“That just sounds like bad coding, pure and simple. Hundreds of thousands of queries? How could that ever be a good idea?”
From the VB programmer’s point of view it seemed like a good idea. The purpose of the application was to determine the eligibility of thousands of people for health care benefits based on a complex set of rules based on number of hours worked, hire date, where they worked, when they worked, and other personal information. The programmer executed a series of queries to get the necessary information for one worker for one time period. They then used that information to calculate whether or not that person had earned eligibility and executed an update query to save the eligibility information. They put that block of logic inside 2 loops - one to iterate through all of the workers and one to iterate through all of the time periods for each worker. To the VB programmer that made perfect sense - it was just like using arrays. To a database programmer that is insane, but to a VB programmer it made perfect sense.
“An illusion, as we have had table changes which broke dozens of stored procedures. It’s the same problem, just on a different (and harder to debug) tier. Reality is, changing the DB will break everyone, which is why I favor total transparency whenever possible.”
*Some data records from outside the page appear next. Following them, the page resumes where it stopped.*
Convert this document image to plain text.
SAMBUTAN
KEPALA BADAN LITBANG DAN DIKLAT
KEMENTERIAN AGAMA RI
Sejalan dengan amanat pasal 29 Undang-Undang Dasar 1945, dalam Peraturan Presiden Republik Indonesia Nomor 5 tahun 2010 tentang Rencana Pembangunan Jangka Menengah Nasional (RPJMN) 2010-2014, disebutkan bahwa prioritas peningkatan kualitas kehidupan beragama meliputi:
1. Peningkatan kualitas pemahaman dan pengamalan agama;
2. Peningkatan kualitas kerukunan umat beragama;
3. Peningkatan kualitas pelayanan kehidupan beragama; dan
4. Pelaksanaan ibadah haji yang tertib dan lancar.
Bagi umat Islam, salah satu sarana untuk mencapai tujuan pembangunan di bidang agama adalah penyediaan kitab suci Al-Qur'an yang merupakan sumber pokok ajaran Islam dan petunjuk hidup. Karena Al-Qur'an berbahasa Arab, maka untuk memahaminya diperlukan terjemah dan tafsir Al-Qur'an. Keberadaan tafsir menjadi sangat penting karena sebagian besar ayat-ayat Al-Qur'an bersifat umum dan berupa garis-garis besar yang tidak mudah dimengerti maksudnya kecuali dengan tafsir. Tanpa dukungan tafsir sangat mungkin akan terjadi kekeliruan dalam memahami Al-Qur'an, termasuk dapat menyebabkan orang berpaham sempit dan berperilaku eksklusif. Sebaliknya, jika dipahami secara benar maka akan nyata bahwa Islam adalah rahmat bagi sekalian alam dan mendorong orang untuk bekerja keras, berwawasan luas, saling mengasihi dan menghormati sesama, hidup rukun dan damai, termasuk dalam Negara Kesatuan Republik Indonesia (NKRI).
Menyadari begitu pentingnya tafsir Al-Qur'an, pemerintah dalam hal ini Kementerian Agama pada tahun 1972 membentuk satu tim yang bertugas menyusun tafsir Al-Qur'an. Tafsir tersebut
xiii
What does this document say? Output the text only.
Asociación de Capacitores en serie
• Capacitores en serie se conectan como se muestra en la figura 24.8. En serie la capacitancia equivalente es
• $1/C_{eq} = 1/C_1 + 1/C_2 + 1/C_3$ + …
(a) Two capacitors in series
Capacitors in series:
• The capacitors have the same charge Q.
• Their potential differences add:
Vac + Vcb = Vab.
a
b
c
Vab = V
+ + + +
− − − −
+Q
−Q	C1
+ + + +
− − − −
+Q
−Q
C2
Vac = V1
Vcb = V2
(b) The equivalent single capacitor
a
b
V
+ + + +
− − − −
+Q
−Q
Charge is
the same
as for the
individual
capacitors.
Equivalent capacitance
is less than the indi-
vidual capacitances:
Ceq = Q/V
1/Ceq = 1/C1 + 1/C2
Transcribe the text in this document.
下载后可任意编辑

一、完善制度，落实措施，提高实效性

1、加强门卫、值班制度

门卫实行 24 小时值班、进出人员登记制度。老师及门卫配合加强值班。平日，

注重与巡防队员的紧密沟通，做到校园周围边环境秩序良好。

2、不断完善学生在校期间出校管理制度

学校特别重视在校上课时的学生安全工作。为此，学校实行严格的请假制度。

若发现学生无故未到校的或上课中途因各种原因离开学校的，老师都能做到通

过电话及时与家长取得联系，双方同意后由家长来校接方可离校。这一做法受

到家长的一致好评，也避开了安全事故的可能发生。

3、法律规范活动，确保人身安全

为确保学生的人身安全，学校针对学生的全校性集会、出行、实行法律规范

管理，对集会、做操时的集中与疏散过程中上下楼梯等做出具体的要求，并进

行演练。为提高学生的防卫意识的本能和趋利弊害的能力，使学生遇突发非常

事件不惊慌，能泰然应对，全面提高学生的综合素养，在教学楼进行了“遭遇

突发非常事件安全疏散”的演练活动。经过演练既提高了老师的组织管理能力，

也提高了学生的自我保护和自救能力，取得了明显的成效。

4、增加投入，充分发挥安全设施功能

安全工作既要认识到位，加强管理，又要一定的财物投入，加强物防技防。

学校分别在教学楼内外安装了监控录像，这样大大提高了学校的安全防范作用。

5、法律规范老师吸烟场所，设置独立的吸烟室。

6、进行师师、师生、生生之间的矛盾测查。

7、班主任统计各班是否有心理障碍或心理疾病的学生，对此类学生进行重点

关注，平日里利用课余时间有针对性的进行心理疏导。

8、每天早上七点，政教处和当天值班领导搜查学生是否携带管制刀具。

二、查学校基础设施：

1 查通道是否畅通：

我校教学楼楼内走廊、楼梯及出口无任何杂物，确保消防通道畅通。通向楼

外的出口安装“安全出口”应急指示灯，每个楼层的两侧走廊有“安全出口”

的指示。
You seem to have missed my point. If all of the code referencing a table is contained in stored procedures I can find all of the affected stored procedures by doing one query against the syscomments table (where all stored procedure source code is stored by SQL Server). I do not know of any way that I can find all of the VB code that may exist that references a table because there is not a single known place where all of the source code resides. The issue is not how many pieces of code will be affected, the issue is how do I find all of the affected pieces of code?
"Stored procedures can be designed, written, and tested separately from the VB code.
So can API layers. Stored procs are not the only form of database abstraction, just one of the more limited ones."
Once again I think you missed my point. Whether you execute queries directly from VB or you put them into stored procedures the queries themselves must be tested. I believe that it is better (and easier) to write and test stored procedures separately so that when you are testing and debugging your VB code you have eliminated the dynamic SQL as a possible source of problems.
“It’s a lot easier to hide a bad database design by sticking it behind a bunch of stored proc “interfaces”. The DB schema should ALWAYS be well designed, and the more eyes you have on it, the more likely it is to be well designed. If 4-5 developers can’t figure out the crazy queries necessary to do basic business work in your schema, maybe it isn’t very good?”
In discussing the pros and cons of using stored procedures vs. dynamic queries from VB we should both be assuming the presence of skilled programmers on both the VB side and the database side. It is somewhat disingenuous to argue that you need to put the queries in the VB code because, if you don’t, the database people will write a bunch of crappy code and stick it in stored procedures that you can’t understand and are stuck with. It would be equally wrong for me to argue that VB programmers should be forced to use stored procedures because if they are allowed to write queries against the database they will be very inefficient and bog down the database server or write update queries that screw-up the data. Even though that may be true given the talent levels on your projects, the philosophical argument should assume that both sides have talented people.
The question is, if given equally talented people on both sides, what is the best way to work with a database and why?